Las elecciones del 12 de abril definirán el tipo de regulación y gestión pública que marcará la relación entre Estado y sector productivo. En un contexto de creciente carga burocrática y riesgos de ineficiencia fiscal, el país enfrenta decisiones que impactarán directamente en la actividad económica y la calidad institucional.
Redacción Vigilante Publicado 8:14 am, 10 abril, 2026

A pocos días de las elecciones generales, la discusión pública se ha centrado en cuántos partidos superarán la valla electoral o en la estabilidad del próximo gobierno. Sin embargo, el verdadero punto crítico está en quiénes ocuparán el Poder Ejecutivo, el Senado y la Cámara de Diputados, y en cómo sus decisiones pueden afectar la eficiencia del Estado, el entorno regulatorio y el uso de los recursos públicos.

Un marco regulatorio que presiona a los pequeños negocios

En los últimos años, el país ha experimentado un incremento sostenido en normas que elevan la carga regulatoria sobre el sector privado.

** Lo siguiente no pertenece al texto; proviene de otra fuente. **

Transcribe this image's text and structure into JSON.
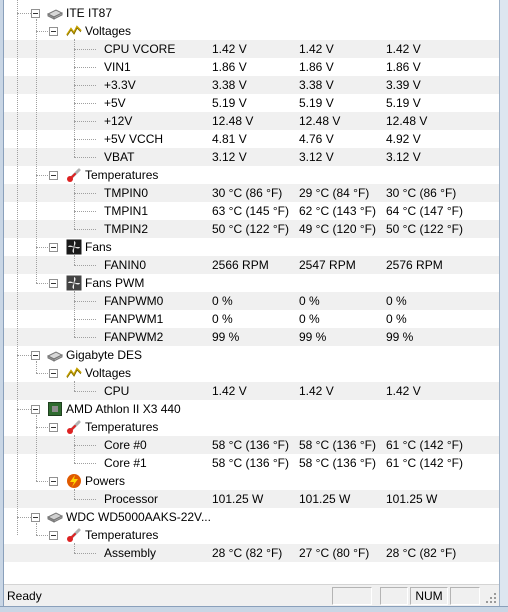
{
  "tree": [
    {
      "level": 0,
      "icon": "chip-icon",
      "label": "ITE IT87",
      "v": [
        "",
        "",
        ""
      ],
      "alt": false
    },
    {
      "level": 1,
      "icon": "voltage-icon",
      "label": "Voltages",
      "v": [
        "",
        "",
        ""
      ],
      "alt": false
    },
    {
      "level": 2,
      "icon": "",
      "label": "CPU VCORE",
      "v": [
        "1.42 V",
        "1.42 V",
        "1.42 V"
      ],
      "alt": true
    },
    {
      "level": 2,
      "icon": "",
      "label": "VIN1",
      "v": [
        "1.86 V",
        "1.86 V",
        "1.86 V"
      ],
      "alt": false
    },
    {
      "level": 2,
      "icon": "",
      "label": "+3.3V",
      "v": [
        "3.38 V",
        "3.38 V",
        "3.39 V"
      ],
      "alt": true
    },
    {
      "level": 2,
      "icon": "",
      "label": "+5V",
      "v": [
        "5.19 V",
        "5.19 V",
        "5.19 V"
      ],
      "alt": false
    },
    {
      "level": 2,
      "icon": "",
      "label": "+12V",
      "v": [
        "12.48 V",
        "12.48 V",
        "12.48 V"
      ],
      "alt": true
    },
    {
      "level": 2,
      "icon": "",
      "label": "+5V VCCH",
      "v": [
        "4.81 V",
        "4.76 V",
        "4.92 V"
      ],
      "alt": false
    },
    {
      "level": 2,
      "icon": "",
      "label": "VBAT",
      "v": [
        "3.12 V",
        "3.12 V",
        "3.12 V"
      ],
      "alt": true
    },
    {
      "level": 1,
      "icon": "thermometer-icon",
      "label": "Temperatures",
      "v": [
        "",
        "",
        ""
      ],
      "alt": false
    },
    {
      "level": 2,
      "icon": "",
      "label": "TMPIN0",
      "v": [
        "30 °C  (86 °F)",
        "29 °C  (84 °F)",
        "30 °C  (86 °F)"
      ],
      "alt": true
    },
    {
      "level": 2,
      "icon": "",
      "label": "TMPIN1",
      "v": [
        "63 °C  (145 °F)",
        "62 °C  (143 °F)",
        "64 °C  (147 °F)"
      ],
      "alt": false
    },
    {
      "level": 2,
      "icon": "",
      "label": "TMPIN2",
      "v": [
        "50 °C  (122 °F)",
        "49 °C  (120 °F)",
        "50 °C  (122 °F)"
      ],
      "alt": true
    },
    {
      "level": 1,
      "icon": "fan-icon",
      "label": "Fans",
      "v": [
        "",
        "",
        ""
      ],
      "alt": false
    },
    {
      "level": 2,
      "icon": "",
      "label": "FANIN0",
      "v": [
        "2566 RPM",
        "2547 RPM",
        "2576 RPM"
      ],
      "alt": true
    },
    {
      "level": 1,
      "icon": "fan-pwm-icon",
      "label": "Fans PWM",
      "v": [
        "",
        "",
        ""
      ],
      "alt": false
    },
    {
      "level": 2,
      "icon": "",
      "label": "FANPWM0",
      "v": [
        "0 %",
        "0 %",
        "0 %"
      ],
      "alt": true
    },
    {
      "level": 2,
      "icon": "",
      "label": "FANPWM1",
      "v": [
        "0 %",
        "0 %",
        "0 %"
      ],
      "alt": false
    },
    {
      "level": 2,
      "icon": "",
      "label": "FANPWM2",
      "v": [
        "99 %",
        "99 %",
        "99 %"
      ],
      "alt": true
    },
    {
      "level": 0,
      "icon": "chip-icon",
      "label": "Gigabyte DES",
      "v": [
        "",
        "",
        ""
      ],
      "alt": false
    },
    {
      "level": 1,
      "icon": "voltage-icon",
      "label": "Voltages",
      "v": [
        "",
        "",
        ""
      ],
      "alt": false
    },
    {
      "level": 2,
      "icon": "",
      "label": "CPU",
      "v": [
        "1.42 V",
        "1.42 V",
        "1.42 V"
      ],
      "alt": true
    },
    {
      "level": 0,
      "icon": "cpu-icon",
      "label": "AMD Athlon II X3 440",
      "v": [
        "",
        "",
        ""
      ],
      "alt": false
    },
    {
      "level": 1,
      "icon": "thermometer-icon",
      "label": "Temperatures",
      "v": [
        "",
        "",
        ""
      ],
      "alt": false
    },
    {
      "level": 2,
      "icon": "",
      "label": "Core #0",
      "v": [
        "58 °C  (136 °F)",
        "58 °C  (136 °F)",
        "61 °C  (142 °F)"
      ],
      "alt": true
    },
    {
      "level": 2,
      "icon": "",
      "label": "Core #1",
      "v": [
        "58 °C  (136 °F)",
        "58 °C  (136 °F)",
        "61 °C  (142 °F)"
      ],
      "alt": false
    },
    {
      "level": 1,
      "icon": "power-icon",
      "label": "Powers",
      "v": [
        "",
        "",
        ""
      ],
      "alt": false
    },
    {
      "level": 2,
      "icon": "",
      "label": "Processor",
      "v": [
        "101.25 W",
        "101.25 W",
        "101.25 W"
      ],
      "alt": true
    },
    {
      "level": 0,
      "icon": "hard-drive-icon",
      "label": "WDC WD5000AAKS-22V...",
      "v": [
        "",
        "",
        ""
      ],
      "alt": false
    },
    {
      "level": 1,
      "icon": "thermometer-icon",
      "label": "Temperatures",
      "v": [
        "",
        "",
        ""
      ],
      "alt": false
    },
    {
      "level": 2,
      "icon": "",
      "label": "Assembly",
      "v": [
        "28 °C  (82 °F)",
        "27 °C  (80 °F)",
        "28 °C  (82 °F)"
      ],
      "alt": true
    }
  ],
  "statusbar": {
    "text": "Ready",
    "num_indicator": "NUM"
  },
  "colors": {
    "alt_row": "#f0f0f0",
    "tree_line": "#a0a0a0",
    "frame": "#c9d6e5"
  }
}
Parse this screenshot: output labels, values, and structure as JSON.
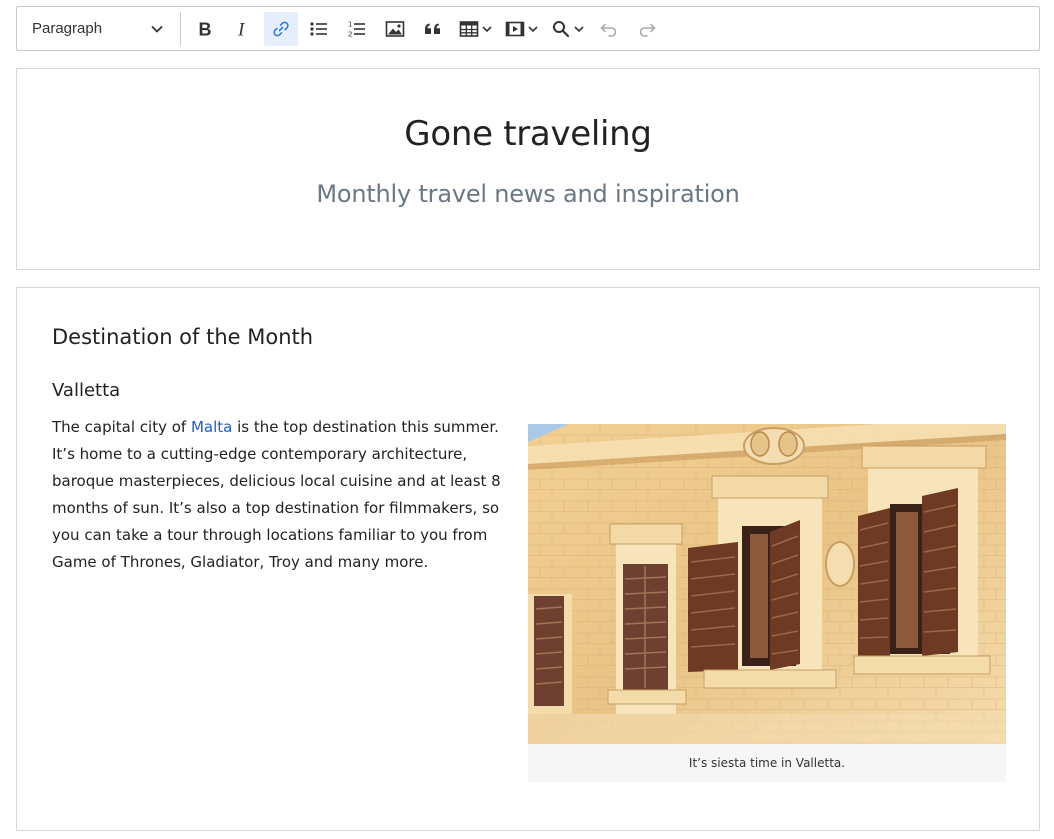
{
  "toolbar": {
    "heading_select": {
      "value": "Paragraph"
    },
    "buttons": [
      {
        "name": "bold",
        "icon": "bold-icon"
      },
      {
        "name": "italic",
        "icon": "italic-icon"
      },
      {
        "name": "link",
        "icon": "link-icon",
        "active": true
      },
      {
        "name": "bulleted-list",
        "icon": "bulleted-list-icon"
      },
      {
        "name": "numbered-list",
        "icon": "numbered-list-icon"
      },
      {
        "name": "insert-image",
        "icon": "image-icon"
      },
      {
        "name": "block-quote",
        "icon": "quote-icon"
      },
      {
        "name": "insert-table",
        "icon": "table-icon"
      },
      {
        "name": "insert-media",
        "icon": "media-icon"
      },
      {
        "name": "find-replace",
        "icon": "find-replace-icon"
      },
      {
        "name": "undo",
        "icon": "undo-icon"
      },
      {
        "name": "redo",
        "icon": "redo-icon"
      }
    ],
    "active_color": "#2d7be5"
  },
  "header": {
    "title": "Gone traveling",
    "subtitle": "Monthly travel news and inspiration"
  },
  "article": {
    "section_title": "Destination of the Month",
    "city_title": "Valletta",
    "body_before_link": "The capital city of ",
    "link_text": "Malta",
    "body_after_link": " is the top destination this summer. It’s home to a cutting-edge contemporary architecture, baroque masterpieces, delicious local cuisine and at least 8 months of sun. It’s also a top destination for filmmakers, so you can take a tour through locations familiar to you from Game of Thrones, Gladiator, Troy and many more.",
    "link_color": "#1a5bd6",
    "figure": {
      "caption": "It’s siesta time in Valletta."
    }
  }
}
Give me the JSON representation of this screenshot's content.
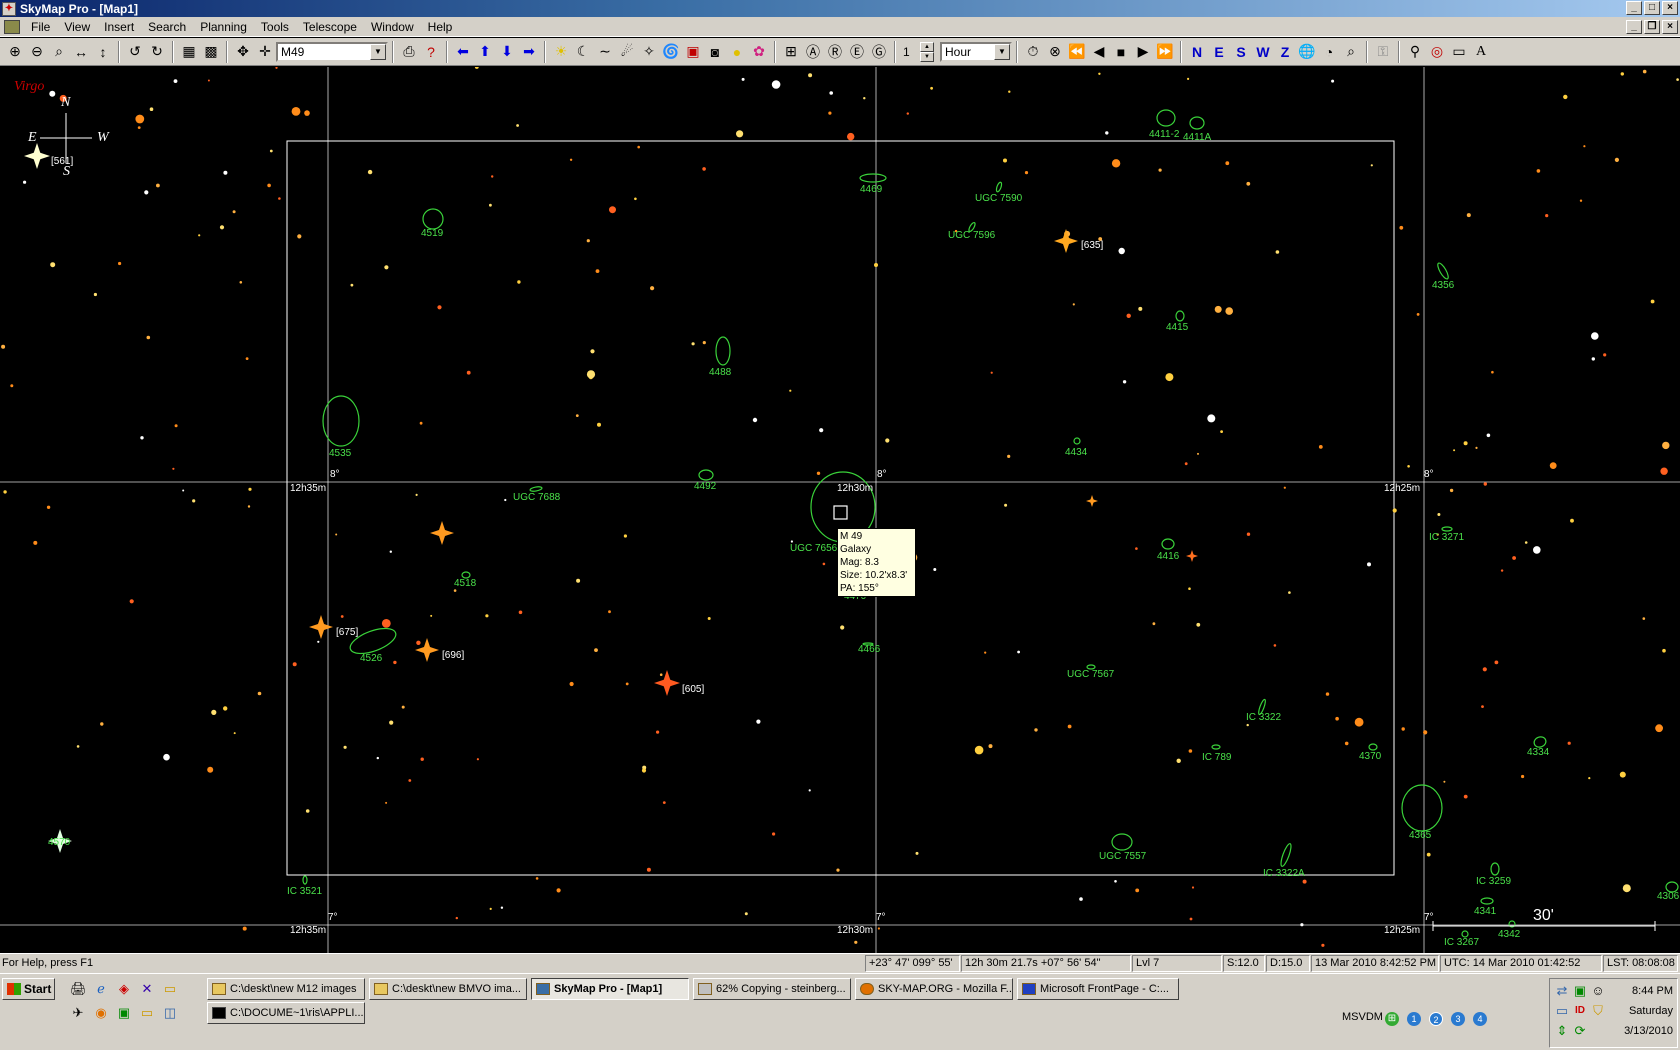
{
  "window": {
    "title": "SkyMap Pro - [Map1]"
  },
  "menu": [
    "File",
    "View",
    "Insert",
    "Search",
    "Planning",
    "Tools",
    "Telescope",
    "Window",
    "Help"
  ],
  "toolbar": {
    "object_search": "M49",
    "step_value": "1",
    "step_unit": "Hour",
    "compass_buttons": [
      "N",
      "E",
      "S",
      "W",
      "Z"
    ]
  },
  "map": {
    "constellation": "Virgo",
    "compass": {
      "n": "N",
      "e": "E",
      "s": "S",
      "w": "W"
    },
    "grid_labels": {
      "ra_top": [
        "12h35m",
        "12h30m",
        "12h25m"
      ],
      "ra_bottom": [
        "12h35m",
        "12h30m",
        "12h25m"
      ],
      "dec_mid": [
        "8°",
        "8°",
        "8°"
      ],
      "dec_bottom": [
        "7°",
        "7°",
        "7°"
      ]
    },
    "star_labels": [
      "[561]",
      "[635]",
      "[675]",
      "[696]",
      "[605]"
    ],
    "objects": [
      "4411-2",
      "4411A",
      "4469",
      "UGC 7590",
      "UGC 7596",
      "4519",
      "4356",
      "4415",
      "4488",
      "4535",
      "4434",
      "4492",
      "UGC 7688",
      "UGC 7656",
      "4470",
      "4416",
      "IC 3271",
      "4518",
      "4526",
      "4466",
      "UGC 7567",
      "IC 3322",
      "IC 789",
      "4370",
      "4334",
      "4570",
      "4365",
      "UGC 7557",
      "IC 3322A",
      "IC 3521",
      "IC 3259",
      "4341",
      "4342",
      "IC 3267",
      "4306"
    ],
    "tooltip": [
      "M 49",
      "Galaxy",
      "Mag: 8.3",
      "Size: 10.2'x8.3'",
      "PA: 155°"
    ],
    "scale_label": "30'"
  },
  "status": {
    "help": "For Help, press F1",
    "cells": [
      "+23° 47'  099° 55'",
      "12h 30m 21.7s  +07° 56' 54\"",
      "Lvl 7",
      "S:12.0",
      "D:15.0",
      "13 Mar 2010 8:42:52 PM",
      "UTC: 14 Mar 2010 01:42:52",
      "LST: 08:08:08"
    ]
  },
  "taskbar": {
    "start": "Start",
    "tasks": [
      "C:\\deskt\\new M12 images",
      "C:\\deskt\\new BMVO ima...",
      "SkyMap Pro - [Map1]",
      "62% Copying - steinberg...",
      "SKY-MAP.ORG - Mozilla F...",
      "Microsoft FrontPage - C:...",
      "C:\\DOCUME~1\\ris\\APPLI..."
    ],
    "tray_label": "MSVDM",
    "desktops": [
      "1",
      "2",
      "3",
      "4"
    ],
    "clock": {
      "time": "8:44 PM",
      "day": "Saturday",
      "date": "3/13/2010"
    }
  }
}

Para José Ignacio Beteta, presidente de la Asociación de Contribuyentes del Perú, estas medidas suelen justificarse como esfuerzos para “fortalecer” al Estado, pero terminan generando efectos adversos para los micro, pequeños y medianos emprendedores, quienes no cuentan con los equipos legales y administrativos que sí poseen las grandes empresas.

Entidades como la administración tributaria y los organismos de fiscalización laboral han ampliado sus facultades y exigencias, lo que incrementa los costos de cumplimiento para los negocios más pequeños. A ello se suman regulaciones ambientales, culturales, sociales y tributarias que, aunque buscan proteger determinados derechos, pueden elevar las barreras de entrada y limitar la actividad económica. «El resultado es un entorno en el que solo las empresas con mayor capacidad financiera logran adaptarse, contribuyendo a la concentración del mercado», añade Beteta.

Decisiones públicas con impacto fiscal y de gobernanza

Otra alerta es el riesgo de que las nuevas autoridades mantengan prácticas que afectan la transparencia y eficiencia del gasto público, como la aprobación de leyes sin sustento técnico, incrementos salariales o bonificaciones sin evaluación fiscal, contrataciones sin criterios meritocráticos y procesos de licitación vulnerables a irregularidades.

Estas decisiones tienen un impacto directo en la calidad del Estado y en la asignación de los recursos provenientes de los contribuyentes. En un contexto de desaceleración económica y alta demanda por servicios públicos, la gestión responsable del presupuesto se vuelve clave para garantizar estabilidad y crecimiento.

Un voto que define el rumbo institucional

En esa línea, el país requiere autoridades que prioricen un Estado eficiente en funciones esenciales, reglas claras para la inversión y un sistema tributario simple y predecible. Las elecciones del 12 de abril no solo determinarán quiénes ocuparán los principales cargos, sino también el tipo de institucionalidad que se consolidará en los próximos años.